How are devices paired securely?¶
With no pre-shared secret. Pairing combines a short-lived, operator-visible code with a fresh asymmetric key the device generates itself. The code is useless without explicit operator approval, and the device's private key never leaves the device — it becomes the permanent trust anchor and is valid only on that cluster. Per-serial lockouts and rate limits defeat brute force and enumeration, and the credential bundle is delivered atomically, so pairing either completes fully or leaves the device cleanly un-provisioned.
Is device traffic exposed to the internet?¶
No. Devices accept no inbound connections and hold no public address, so there's no listening port or exposed service to reach from the internet. Device traffic — control, native GUI, telemetry, and media preview — travels only inside the encrypted reverse channel the device opened to its cluster. Even a device's own web GUI is reachable solely through that tunnel and only to RG-authorized users, so the device's zero-inbound posture is preserved end to end.
Can it show live video from a camera or encoder?¶
For media-capable devices, yes.
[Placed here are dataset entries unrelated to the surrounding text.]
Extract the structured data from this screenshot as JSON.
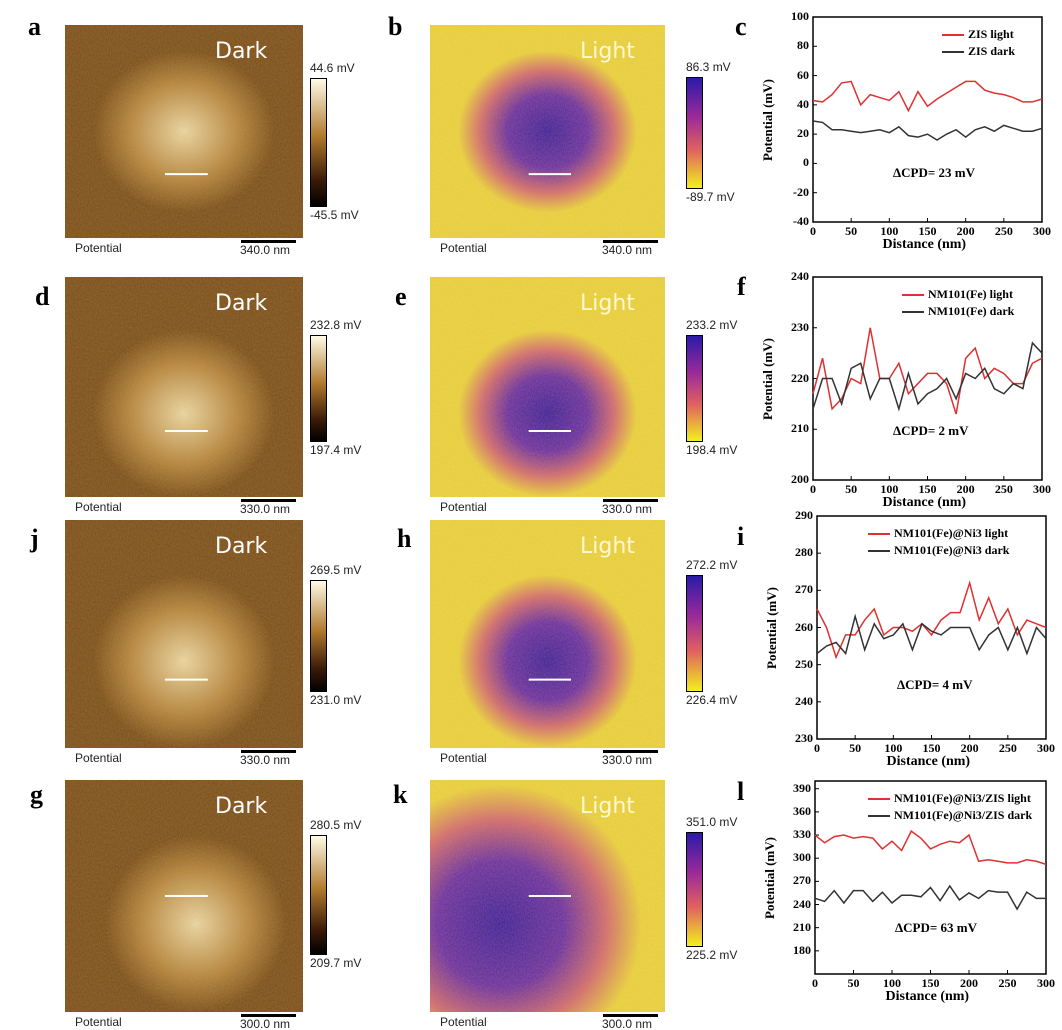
{
  "panels": [
    {
      "letter": "a",
      "mode": "Dark",
      "cb_max": "44.6 mV",
      "cb_min": "-45.5 mV",
      "caption": "Potential",
      "scale": "340.0 nm"
    },
    {
      "letter": "b",
      "mode": "Light",
      "cb_max": "86.3 mV",
      "cb_min": "-89.7 mV",
      "caption": "Potential",
      "scale": "340.0 nm"
    },
    {
      "letter": "d",
      "mode": "Dark",
      "cb_max": "232.8 mV",
      "cb_min": "197.4 mV",
      "caption": "Potential",
      "scale": "330.0 nm"
    },
    {
      "letter": "e",
      "mode": "Light",
      "cb_max": "233.2 mV",
      "cb_min": "198.4 mV",
      "caption": "Potential",
      "scale": "330.0 nm"
    },
    {
      "letter": "j",
      "mode": "Dark",
      "cb_max": "269.5 mV",
      "cb_min": "231.0 mV",
      "caption": "Potential",
      "scale": "330.0 nm"
    },
    {
      "letter": "h",
      "mode": "Light",
      "cb_max": "272.2 mV",
      "cb_min": "226.4 mV",
      "caption": "Potential",
      "scale": "330.0 nm"
    },
    {
      "letter": "g",
      "mode": "Dark",
      "cb_max": "280.5 mV",
      "cb_min": "209.7 mV",
      "caption": "Potential",
      "scale": "300.0 nm"
    },
    {
      "letter": "k",
      "mode": "Light",
      "cb_max": "351.0 mV",
      "cb_min": "225.2 mV",
      "caption": "Potential",
      "scale": "300.0 nm"
    }
  ],
  "colors": {
    "light": "#e03030",
    "dark": "#333333"
  },
  "chart_data": [
    {
      "type": "line",
      "letter": "c",
      "xlabel": "Distance (nm)",
      "ylabel": "Potential (mV)",
      "xlim": [
        0,
        300
      ],
      "ylim": [
        -40,
        100
      ],
      "xticks": [
        0,
        50,
        100,
        150,
        200,
        250,
        300
      ],
      "yticks": [
        -40,
        -20,
        0,
        20,
        40,
        60,
        80,
        100
      ],
      "annotation": "ΔCPD= 23 mV",
      "legend": "top-right",
      "x": [
        0,
        12.5,
        25,
        37.5,
        50,
        62.5,
        75,
        87.5,
        100,
        112.5,
        125,
        137.5,
        150,
        162.5,
        175,
        187.5,
        200,
        212.5,
        225,
        237.5,
        250,
        262.5,
        275,
        287.5,
        300
      ],
      "series": [
        {
          "name": "ZIS light",
          "values": [
            43,
            42,
            47,
            55,
            56,
            40,
            47,
            45,
            43,
            49,
            36,
            49,
            39,
            44,
            48,
            52,
            56,
            56,
            50,
            48,
            47,
            45,
            42,
            42,
            44
          ]
        },
        {
          "name": "ZIS dark",
          "values": [
            29,
            28,
            23,
            23,
            22,
            21,
            22,
            23,
            21,
            25,
            19,
            18,
            20,
            16,
            20,
            23,
            18,
            23,
            25,
            22,
            26,
            24,
            22,
            22,
            24
          ]
        }
      ]
    },
    {
      "type": "line",
      "letter": "f",
      "xlabel": "Distance (nm)",
      "ylabel": "Potential (mV)",
      "xlim": [
        0,
        300
      ],
      "ylim": [
        200,
        240
      ],
      "xticks": [
        0,
        50,
        100,
        150,
        200,
        250,
        300
      ],
      "yticks": [
        200,
        210,
        220,
        230,
        240
      ],
      "annotation": "ΔCPD= 2 mV",
      "legend": "top-right",
      "x": [
        0,
        12.5,
        25,
        37.5,
        50,
        62.5,
        75,
        87.5,
        100,
        112.5,
        125,
        137.5,
        150,
        162.5,
        175,
        187.5,
        200,
        212.5,
        225,
        237.5,
        250,
        262.5,
        275,
        287.5,
        300
      ],
      "series": [
        {
          "name": "NM101(Fe) light",
          "values": [
            217,
            224,
            214,
            216,
            220,
            219,
            230,
            220,
            220,
            223,
            217,
            219,
            221,
            221,
            219,
            213,
            224,
            226,
            220,
            222,
            221,
            219,
            219,
            223,
            224
          ]
        },
        {
          "name": "NM101(Fe) dark",
          "values": [
            214,
            220,
            220,
            215,
            222,
            223,
            216,
            220,
            220,
            214,
            221,
            215,
            217,
            218,
            220,
            216,
            221,
            220,
            222,
            218,
            217,
            219,
            218,
            227,
            225
          ]
        }
      ]
    },
    {
      "type": "line",
      "letter": "i",
      "xlabel": "Distance (nm)",
      "ylabel": "Potential (mV)",
      "xlim": [
        0,
        300
      ],
      "ylim": [
        230,
        290
      ],
      "xticks": [
        0,
        50,
        100,
        150,
        200,
        250,
        300
      ],
      "yticks": [
        230,
        240,
        250,
        260,
        270,
        280,
        290
      ],
      "annotation": "ΔCPD= 4 mV",
      "legend": "top-right",
      "x": [
        0,
        12.5,
        25,
        37.5,
        50,
        62.5,
        75,
        87.5,
        100,
        112.5,
        125,
        137.5,
        150,
        162.5,
        175,
        187.5,
        200,
        212.5,
        225,
        237.5,
        250,
        262.5,
        275,
        287.5,
        300
      ],
      "series": [
        {
          "name": "NM101(Fe)@Ni3 light",
          "values": [
            265,
            260,
            252,
            258,
            258,
            262,
            265,
            258,
            260,
            260,
            259,
            261,
            258,
            262,
            264,
            264,
            272,
            262,
            268,
            261,
            265,
            258,
            262,
            261,
            260
          ]
        },
        {
          "name": "NM101(Fe)@Ni3 dark",
          "values": [
            253,
            255,
            256,
            253,
            263,
            254,
            261,
            257,
            258,
            261,
            254,
            261,
            259,
            258,
            260,
            260,
            260,
            254,
            258,
            260,
            254,
            260,
            253,
            260,
            257
          ]
        }
      ]
    },
    {
      "type": "line",
      "letter": "l",
      "xlabel": "Distance (nm)",
      "ylabel": "Potential (mV)",
      "xlim": [
        0,
        300
      ],
      "ylim": [
        150,
        400
      ],
      "xticks": [
        0,
        50,
        100,
        150,
        200,
        250,
        300
      ],
      "yticks": [
        180,
        210,
        240,
        270,
        300,
        330,
        360,
        390
      ],
      "annotation": "ΔCPD= 63 mV",
      "legend": "top-right",
      "x": [
        0,
        12.5,
        25,
        37.5,
        50,
        62.5,
        75,
        87.5,
        100,
        112.5,
        125,
        137.5,
        150,
        162.5,
        175,
        187.5,
        200,
        212.5,
        225,
        237.5,
        250,
        262.5,
        275,
        287.5,
        300
      ],
      "series": [
        {
          "name": "NM101(Fe)@Ni3/ZIS light",
          "values": [
            330,
            320,
            328,
            330,
            326,
            328,
            326,
            312,
            322,
            310,
            335,
            326,
            312,
            318,
            322,
            320,
            330,
            296,
            298,
            296,
            294,
            294,
            298,
            296,
            292
          ]
        },
        {
          "name": "NM101(Fe)@Ni3/ZIS dark",
          "values": [
            248,
            244,
            258,
            242,
            258,
            258,
            244,
            256,
            242,
            252,
            252,
            250,
            262,
            245,
            264,
            246,
            255,
            248,
            258,
            256,
            256,
            234,
            256,
            248,
            248
          ]
        }
      ]
    }
  ]
}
An operator can view low-latency live video in the browser with no extra connection to the device: preview reuses the device's existing control tunnel, a cluster-side media relay ingests the device's native stream and republishes it as WHEP, and the browser renders it over WebRTC. It inherits the device's tenant scope and permissions, adds no inbound exposure, and follows the device on node failover. Devices without a media stream simply don't use this path.
What deployment options are available?¶
Three orthogonal dimensions you combine freely: hosting (cloud-hosted or on-premises), connectivity (connected or air-gapped), and tenancy (shared or private). Any combination is valid — for example an on-premises, air-gapped, private cluster, or a cloud-hosted, connected, shared one. One organization can run several combinations at once under the same identities and permission model, so hosting, security posture, and customer separation are each chosen independently for their own reasons.
How much does RemoteGenius cost?¶
Pricing has two parts: a per-managed-device subscription and, when you use RemoteGenius-provided cloud, the underlying cloud infrastructure cost. The per-device subscription scales with the number of devices you manage, and on-premises or air-gapped deployments change the infrastructure component because you host the cluster yourself. For a current quote against your device count and deployment model, contact RemoteGenius — the exact figures depend on scale and hosting choices.
Does it work with legacy hardware?¶
Yes — legacy hardware is a core use case. Devices don't need any agent or SDK compiled into their firmware. An adapter speaks whatever native API the device already has, tunneled native GUI access reaches its existing web dashboard for anything the API doesn't cover, and hardware with neither is fronted by an appliance bridge over Ethernet. This is the main difference from cloud-IoT platforms that require devices to be built on their SDK: RG meets aging hardware where it is.